As you’ve probably guessed, I care a lot about email—and making sure people receive it. Postmark is one of the companies in that space that delivers on what they promise—and do it well. They provide lightning fast delivery for application emails—on time, every time. Their API is so simple even a Cloud Economist can understand it. Leave the email deliverability bits to the professionals; try Postmark. Use the code AWS20 for 20% off of your first three months. My thanks to them for sponsoring this ridiculous newsletter.
From the Community
A dive into making Lambda work for a SaaS company. It’s one of the three common use cases for Lambda: webapps, batch processing, and shaming container enthusiasts.
S3 Bucket Negligence Awards have progressed past embarrassing companies with data leaks and into leveraging them as attack platforms.
I guested on the Newsletterers podcast to talk about how and why I build this newsletter.

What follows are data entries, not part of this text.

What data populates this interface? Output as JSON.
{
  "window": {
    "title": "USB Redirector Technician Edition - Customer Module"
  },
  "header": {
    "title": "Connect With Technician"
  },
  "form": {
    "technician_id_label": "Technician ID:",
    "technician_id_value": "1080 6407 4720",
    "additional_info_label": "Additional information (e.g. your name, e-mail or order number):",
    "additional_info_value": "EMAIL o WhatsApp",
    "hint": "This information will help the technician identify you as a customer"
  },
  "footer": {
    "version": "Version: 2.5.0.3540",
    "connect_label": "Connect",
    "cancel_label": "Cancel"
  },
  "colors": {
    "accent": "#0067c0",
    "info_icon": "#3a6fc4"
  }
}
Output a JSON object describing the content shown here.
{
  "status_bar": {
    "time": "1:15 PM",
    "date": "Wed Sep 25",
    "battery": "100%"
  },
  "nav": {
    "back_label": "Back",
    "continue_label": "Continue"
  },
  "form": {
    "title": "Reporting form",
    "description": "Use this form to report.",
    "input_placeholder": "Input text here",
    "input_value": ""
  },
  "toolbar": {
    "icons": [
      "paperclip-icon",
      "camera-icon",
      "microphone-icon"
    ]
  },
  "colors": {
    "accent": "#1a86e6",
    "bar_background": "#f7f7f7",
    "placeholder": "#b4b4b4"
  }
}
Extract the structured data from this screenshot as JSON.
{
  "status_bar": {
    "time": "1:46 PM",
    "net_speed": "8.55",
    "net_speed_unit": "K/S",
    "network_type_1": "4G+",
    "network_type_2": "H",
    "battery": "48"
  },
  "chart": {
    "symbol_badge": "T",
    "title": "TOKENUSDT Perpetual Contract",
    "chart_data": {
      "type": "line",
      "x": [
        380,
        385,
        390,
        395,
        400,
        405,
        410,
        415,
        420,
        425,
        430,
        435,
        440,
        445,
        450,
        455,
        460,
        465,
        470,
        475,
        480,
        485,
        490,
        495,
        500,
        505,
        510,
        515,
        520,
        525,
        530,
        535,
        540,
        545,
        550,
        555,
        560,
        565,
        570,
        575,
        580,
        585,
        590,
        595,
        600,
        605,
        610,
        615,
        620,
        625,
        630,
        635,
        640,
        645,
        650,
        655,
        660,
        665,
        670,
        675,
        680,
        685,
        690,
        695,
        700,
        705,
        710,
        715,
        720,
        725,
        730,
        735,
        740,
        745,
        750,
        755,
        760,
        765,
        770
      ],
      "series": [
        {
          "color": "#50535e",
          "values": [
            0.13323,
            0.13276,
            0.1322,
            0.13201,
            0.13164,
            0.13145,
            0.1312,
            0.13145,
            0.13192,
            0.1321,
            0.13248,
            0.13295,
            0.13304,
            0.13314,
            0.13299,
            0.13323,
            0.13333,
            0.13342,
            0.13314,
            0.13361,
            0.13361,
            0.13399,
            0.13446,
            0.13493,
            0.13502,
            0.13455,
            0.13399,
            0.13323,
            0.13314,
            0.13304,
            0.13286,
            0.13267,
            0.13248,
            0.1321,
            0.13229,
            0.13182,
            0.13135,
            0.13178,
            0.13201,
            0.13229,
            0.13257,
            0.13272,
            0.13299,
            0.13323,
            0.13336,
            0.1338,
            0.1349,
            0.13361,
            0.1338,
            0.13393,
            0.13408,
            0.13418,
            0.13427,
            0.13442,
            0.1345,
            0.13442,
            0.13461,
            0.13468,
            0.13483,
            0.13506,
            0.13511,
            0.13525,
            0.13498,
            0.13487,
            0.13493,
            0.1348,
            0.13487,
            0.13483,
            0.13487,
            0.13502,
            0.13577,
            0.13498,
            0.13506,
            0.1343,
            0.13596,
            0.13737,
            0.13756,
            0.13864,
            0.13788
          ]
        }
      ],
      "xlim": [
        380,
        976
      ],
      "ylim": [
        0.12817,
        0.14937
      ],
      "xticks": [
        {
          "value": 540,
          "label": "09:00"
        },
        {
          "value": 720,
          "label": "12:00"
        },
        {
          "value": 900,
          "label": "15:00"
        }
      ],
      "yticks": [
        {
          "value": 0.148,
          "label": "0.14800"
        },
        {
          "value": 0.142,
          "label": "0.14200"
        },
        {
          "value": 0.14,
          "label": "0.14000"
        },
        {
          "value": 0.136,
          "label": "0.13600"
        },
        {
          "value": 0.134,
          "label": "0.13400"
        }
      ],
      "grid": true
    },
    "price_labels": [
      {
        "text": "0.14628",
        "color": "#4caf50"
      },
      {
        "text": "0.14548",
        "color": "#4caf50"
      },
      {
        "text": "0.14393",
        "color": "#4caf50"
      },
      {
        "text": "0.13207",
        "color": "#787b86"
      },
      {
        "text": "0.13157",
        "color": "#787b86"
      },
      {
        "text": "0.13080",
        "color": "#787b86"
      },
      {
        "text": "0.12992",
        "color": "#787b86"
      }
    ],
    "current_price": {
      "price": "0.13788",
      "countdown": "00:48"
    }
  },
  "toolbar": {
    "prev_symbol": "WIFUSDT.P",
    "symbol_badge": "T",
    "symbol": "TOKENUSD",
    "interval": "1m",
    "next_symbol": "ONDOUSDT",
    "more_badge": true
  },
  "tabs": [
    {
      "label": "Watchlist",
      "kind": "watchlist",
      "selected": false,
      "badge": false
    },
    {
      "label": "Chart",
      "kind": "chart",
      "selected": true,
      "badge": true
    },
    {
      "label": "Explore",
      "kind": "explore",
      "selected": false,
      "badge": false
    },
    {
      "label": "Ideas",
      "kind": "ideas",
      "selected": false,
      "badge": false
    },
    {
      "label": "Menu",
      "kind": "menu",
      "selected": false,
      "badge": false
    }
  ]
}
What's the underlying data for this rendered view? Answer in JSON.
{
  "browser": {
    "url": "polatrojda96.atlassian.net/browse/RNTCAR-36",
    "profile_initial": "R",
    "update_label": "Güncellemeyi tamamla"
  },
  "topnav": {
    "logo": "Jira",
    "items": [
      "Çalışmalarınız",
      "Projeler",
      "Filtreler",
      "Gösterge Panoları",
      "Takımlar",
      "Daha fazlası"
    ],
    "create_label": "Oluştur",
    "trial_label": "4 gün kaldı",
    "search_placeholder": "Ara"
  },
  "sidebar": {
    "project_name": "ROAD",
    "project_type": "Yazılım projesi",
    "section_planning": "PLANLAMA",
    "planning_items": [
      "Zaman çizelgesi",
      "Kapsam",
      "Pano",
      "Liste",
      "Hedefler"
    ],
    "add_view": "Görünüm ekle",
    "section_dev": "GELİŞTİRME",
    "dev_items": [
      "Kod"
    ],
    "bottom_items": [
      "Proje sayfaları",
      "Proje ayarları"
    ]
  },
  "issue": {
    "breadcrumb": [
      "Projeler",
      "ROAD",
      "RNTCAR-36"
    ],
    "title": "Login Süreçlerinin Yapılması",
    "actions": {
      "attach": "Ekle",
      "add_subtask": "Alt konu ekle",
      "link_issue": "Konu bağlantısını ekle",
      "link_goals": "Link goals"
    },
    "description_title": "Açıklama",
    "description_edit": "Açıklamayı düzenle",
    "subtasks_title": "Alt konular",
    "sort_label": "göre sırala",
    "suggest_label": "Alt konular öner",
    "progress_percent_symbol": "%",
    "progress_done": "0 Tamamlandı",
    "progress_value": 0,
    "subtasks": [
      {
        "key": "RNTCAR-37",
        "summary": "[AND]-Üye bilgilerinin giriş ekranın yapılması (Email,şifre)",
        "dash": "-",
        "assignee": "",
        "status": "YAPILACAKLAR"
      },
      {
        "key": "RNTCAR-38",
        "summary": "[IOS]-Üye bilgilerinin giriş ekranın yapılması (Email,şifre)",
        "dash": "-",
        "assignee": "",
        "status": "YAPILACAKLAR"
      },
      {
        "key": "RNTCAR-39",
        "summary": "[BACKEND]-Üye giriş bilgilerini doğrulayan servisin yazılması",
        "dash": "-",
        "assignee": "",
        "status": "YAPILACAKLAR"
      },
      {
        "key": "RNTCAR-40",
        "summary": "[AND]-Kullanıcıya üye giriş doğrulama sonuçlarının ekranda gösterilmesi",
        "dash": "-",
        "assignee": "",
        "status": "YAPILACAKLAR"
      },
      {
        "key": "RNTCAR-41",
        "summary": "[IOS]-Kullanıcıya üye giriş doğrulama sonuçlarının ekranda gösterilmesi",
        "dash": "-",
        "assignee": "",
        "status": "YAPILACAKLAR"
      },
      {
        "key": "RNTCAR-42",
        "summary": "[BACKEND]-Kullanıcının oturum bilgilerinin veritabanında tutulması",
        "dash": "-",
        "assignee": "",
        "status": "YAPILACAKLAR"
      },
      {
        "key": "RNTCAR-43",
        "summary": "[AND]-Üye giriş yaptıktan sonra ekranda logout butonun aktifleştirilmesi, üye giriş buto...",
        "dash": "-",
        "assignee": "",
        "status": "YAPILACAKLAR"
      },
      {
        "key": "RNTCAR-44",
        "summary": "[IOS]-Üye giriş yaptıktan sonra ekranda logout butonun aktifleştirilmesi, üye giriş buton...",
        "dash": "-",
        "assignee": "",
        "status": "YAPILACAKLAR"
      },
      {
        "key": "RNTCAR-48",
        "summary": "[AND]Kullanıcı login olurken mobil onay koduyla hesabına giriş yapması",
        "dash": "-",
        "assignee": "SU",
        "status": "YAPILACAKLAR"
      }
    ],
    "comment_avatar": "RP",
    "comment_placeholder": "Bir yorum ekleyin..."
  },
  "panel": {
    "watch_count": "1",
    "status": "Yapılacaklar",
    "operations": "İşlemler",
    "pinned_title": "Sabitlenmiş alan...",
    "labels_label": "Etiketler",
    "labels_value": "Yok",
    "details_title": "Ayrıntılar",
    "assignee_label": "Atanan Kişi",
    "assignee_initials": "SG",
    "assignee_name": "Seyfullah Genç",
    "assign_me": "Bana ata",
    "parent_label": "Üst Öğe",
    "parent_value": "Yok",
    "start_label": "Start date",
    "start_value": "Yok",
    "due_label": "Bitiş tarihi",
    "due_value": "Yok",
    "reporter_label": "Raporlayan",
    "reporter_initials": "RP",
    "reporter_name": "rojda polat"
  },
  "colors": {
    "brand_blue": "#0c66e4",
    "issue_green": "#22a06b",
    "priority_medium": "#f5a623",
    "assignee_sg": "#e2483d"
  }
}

A plain-English explainer for Amazon CloudWatch.
Tom McLaughlin is shutting down ServerlessOps and going to work at Liberty Mutual instead. Keep an eye on him in the future…
An explainer about the broader consequences of Amazon EventBridge.
If you’ve got an interesting job for this newsletter’s eminently employable subscribers, get in touch!
As the famous haiku goes, “It’s not DNS / There is a no way it’s DNS / It was DNS.” At AWS, DNS is handled by the Route53 team, and they’re hiring. It’s a world-spanning service with a public 100% SLA, solving fascinating distributed systems problems. You need not be a subject matter expert in DNS to join the team—but smart money says you’ll become one after you’re hired! If I were to pick any team to work within at AWS, it’d probably be Route53; check them out.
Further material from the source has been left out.